FFRF filed a brief Feb. 15 fighting the federal government’s motion in support of a permanent shrine to Jesus in the Flathead National Forest, leased at no cost since the 1950s to the Knights of Columbus. The statue is near Kalispell, Mont.
“A permanent Catholic shrine on public land is prohibited by the Establishment Clause, every bit as much as a Catholic church would be,” begins the brief by attorney Richard L. Bolton, on behalf of FFRF.
“The suggestion that a permanent shrine with a six-foot statue of Jesus Christ, standing by itself in the forest on federal land, does not convey a religious impression is unsupported by evidence or common sense.”
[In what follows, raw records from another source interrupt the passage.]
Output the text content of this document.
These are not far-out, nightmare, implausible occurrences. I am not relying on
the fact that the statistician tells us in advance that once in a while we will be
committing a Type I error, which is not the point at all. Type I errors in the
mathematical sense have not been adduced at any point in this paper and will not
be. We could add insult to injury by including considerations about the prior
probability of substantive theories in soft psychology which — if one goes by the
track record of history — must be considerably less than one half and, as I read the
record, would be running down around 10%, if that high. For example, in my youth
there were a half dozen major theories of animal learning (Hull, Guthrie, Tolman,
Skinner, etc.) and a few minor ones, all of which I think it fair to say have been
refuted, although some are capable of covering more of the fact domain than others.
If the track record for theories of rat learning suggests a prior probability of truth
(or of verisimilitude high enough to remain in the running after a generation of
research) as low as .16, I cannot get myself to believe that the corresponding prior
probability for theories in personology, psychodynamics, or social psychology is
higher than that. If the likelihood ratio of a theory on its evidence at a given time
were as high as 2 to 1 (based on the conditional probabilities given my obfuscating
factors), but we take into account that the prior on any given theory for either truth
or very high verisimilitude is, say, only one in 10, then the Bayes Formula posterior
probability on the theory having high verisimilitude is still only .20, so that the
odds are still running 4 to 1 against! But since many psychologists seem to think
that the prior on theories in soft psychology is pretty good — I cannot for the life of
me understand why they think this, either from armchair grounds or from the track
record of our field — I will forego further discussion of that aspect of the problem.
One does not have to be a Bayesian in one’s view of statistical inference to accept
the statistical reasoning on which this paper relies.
The Forest Service permit itself notes the permit is “for the purpose of erecting a religious shrine overlooking the Big Mountain ski run.”
“Enforcement of the Establishment Clause does not evince hostility to religion,” FFRF points out.
The brief details how local FFRF members have come into unwanted exposure to the statue, conferring associational standing upon FFRF. FFRF member William Cox, previously noted he has skied past the shrine many times and continues to ski on Big Mountain. During a fall 2012 deposition, Cox called the statue “religious in nature and offensive.”
Two other FFRF Montana members coming into contact with the shrine submitted declarations, including Doug Bonham, who lives close to Big Mountain and first encountered it about seven years ago while skiing past it.
“My immediate reaction was that the statue was grossly out of place and an oppressive reminder that Christians are a controlling and favored group in the Flathead Valley.” His daughter, 15, now regularly skis on Big Mountain and also considers it “ridiculously out of place.”
The statue “literally and figuratively looms over the Valley” and is “perceived as a reminder of the Christian religious values that the majority in the Valley promote,” Bonham declared.
Pamela Morris, a third-generation Montanan and daughter of the founder of Showdown Ski Area, first encountered the shrine in 1957 at age 15 as a member of a ski team. Although she was then part of the Methodist Youth Fellowship, “the statue felt startlingly out of place: intrusive. Since then I have avoided the area: I backpack, fish and camp where nature has not been so violated in Montana.”
Morris noted she would enjoy skiing Big Mountain again, “if it were a welcome site for all who love nature.” A Unitarian and FFRF member, she added: “I would support any religious group’s efforts to build on private land, including a mosque in my neighborhood, but I oppose any building on public land.”
FFRF Co-President Annie Laurie Gaylor notes in her declaration the “number of vitriolic” phone calls and threatening emails received by the FFRF office after its complaint over the Jesus Shrine went public and each time the case gets publicity. Many messages warn, “Don’t come to Montana.”
“As a co-founder who has been an active part of FFRF since the beginning and who became co-president in 2004, I have personally observed that the public reaction to requests to end Establishment Clause violations often devolves into ad hominems, hostility and veiled or unveiled threats to FFRF and members who are state/church separation advocates.”
Federal officials are alleging “no one” ever complained about the Big Mountain Jesus before. Gaylor noted, “It is my experience that, over the years, government officials often ignore or may fail to keep or hold onto complete records of Establishment Clause complaints.”
She gives as an example the claim in the Supreme Court decision in Van Orden v. Perry that no one except Van Orden had ever complained to the government about a Ten Commandments monument at the Texas Capitol.
Gaylor entered into the record her personal knowledge that both Madalyn Murray O’Hair, as head of American Atheists, and Anne Nicol Gaylor, as FFRF president, had previously complained.
One of FFRF’s several complaints asking for removal of the religious edicts, a letter Annie Laurie Gaylor herself wrote to Texas Gov. Rick Perry in 2001, is entered into the record.
The federal government and the Becket Fund, a Roman Catholic legal society representing the Knights of Columbus, claim the Jesus statue and setting are similar to the facts in Van Orden, in which the Ten Commandments monument on the Texas statehouse grounds was approved by the high court, because they likened it to a “museum.”
FFRF’s legal brief puns: “Treating a ski slope as a museum would be a dangerously slippery slope.”
The case, FFRF v. Chip Weber and U.S. Forest Service, CV 12-19-M-DLC, is in the courtroom of President Obama appointee U.S. District Judge Dana L. Christensen.